No entanto, aos invés dessas dádivas servirem para a prosperidade e felicidade latino-americanas, acabaram sendo instrumentos de sua servidão, indo parar em mãos alheias. A nós restaram, como sempre, apenas os ônus.

Eduardo Galeano observou: “Há dois lados na divisão internacional do trabalho: um em que alguns países especializaram-se em ganhar e outro em que se especializaram em perder. Nossa comarca do mundo, que hoje chamamos de América Latina, foi precoce: especializou-se em perder desde os remotos tempos em que os europeus do Renascimento se abalançaram pelo mar e fincaram os dentes em sua garganta”.

O Papa falou, em sua encíclica, de um “sofisticado” tipo de neocolonialismo. Este caracteriza-se pela dominação econômica, que impõe no seu caudal compromissos políticos que transformaram o conceito de soberania em mera ficção. É este que há por aqui. O ex-presidente norte-americano. Woodrow Wilson, já observava, no início deste século: “Um país é possuído e dominado pelo capital que nele se tenha investido”.

Pior é quando os recursos que possibilitaram esse investimento saíram dele mesmo. Quando se originaram do ouro do Peru, do México e do Brasil; da prata da Bolívia, do cobre do Chile e da borracha brasileira. Quando não do preço vil pago por nossas matérias-primas vegetais (nem sempre as culturas mais apropriadas e que satisfazem os nossos interesses).

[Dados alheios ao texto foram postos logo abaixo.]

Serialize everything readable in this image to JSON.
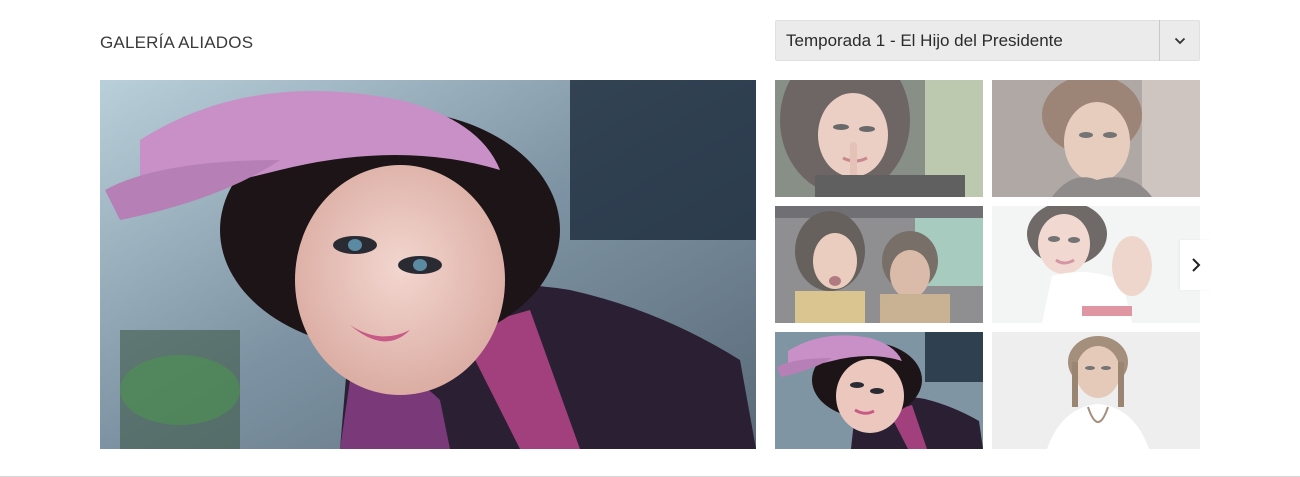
{
  "gallery": {
    "title": "GALERÍA ALIADOS"
  },
  "season_select": {
    "selected": "Temporada 1 - El Hijo del Presidente",
    "icon": "chevron-down-icon"
  },
  "main_photo": {
    "subject": "woman-pink-cap"
  },
  "thumbnails": [
    {
      "subject": "woman-finger-lips",
      "state": "dim"
    },
    {
      "subject": "man-hoodie",
      "state": "dim"
    },
    {
      "subject": "woman-man-car",
      "state": "dim"
    },
    {
      "subject": "woman-white-tank",
      "state": "dim"
    },
    {
      "subject": "woman-pink-cap",
      "state": "active"
    },
    {
      "subject": "man-white-shirt",
      "state": "dim"
    }
  ],
  "carousel": {
    "next_icon": "chevron-right-icon"
  },
  "colors": {
    "select_bg": "#ebebeb",
    "title_text": "#3a3a3a",
    "accent_pink": "#c25a9c"
  }
}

E essas riquezas, drenadas para os cofres alheios, voltaram para nossos países em forma de empréstimos, num surrealista processo multiplicador. Não podemos ser eternamente meros “dentes de uma gigantesca engrenagem”. Pois é o que somos!

(Artigo publicado na página 11, Internacional, do Correio Popular, em 20 de fevereiro de 1988).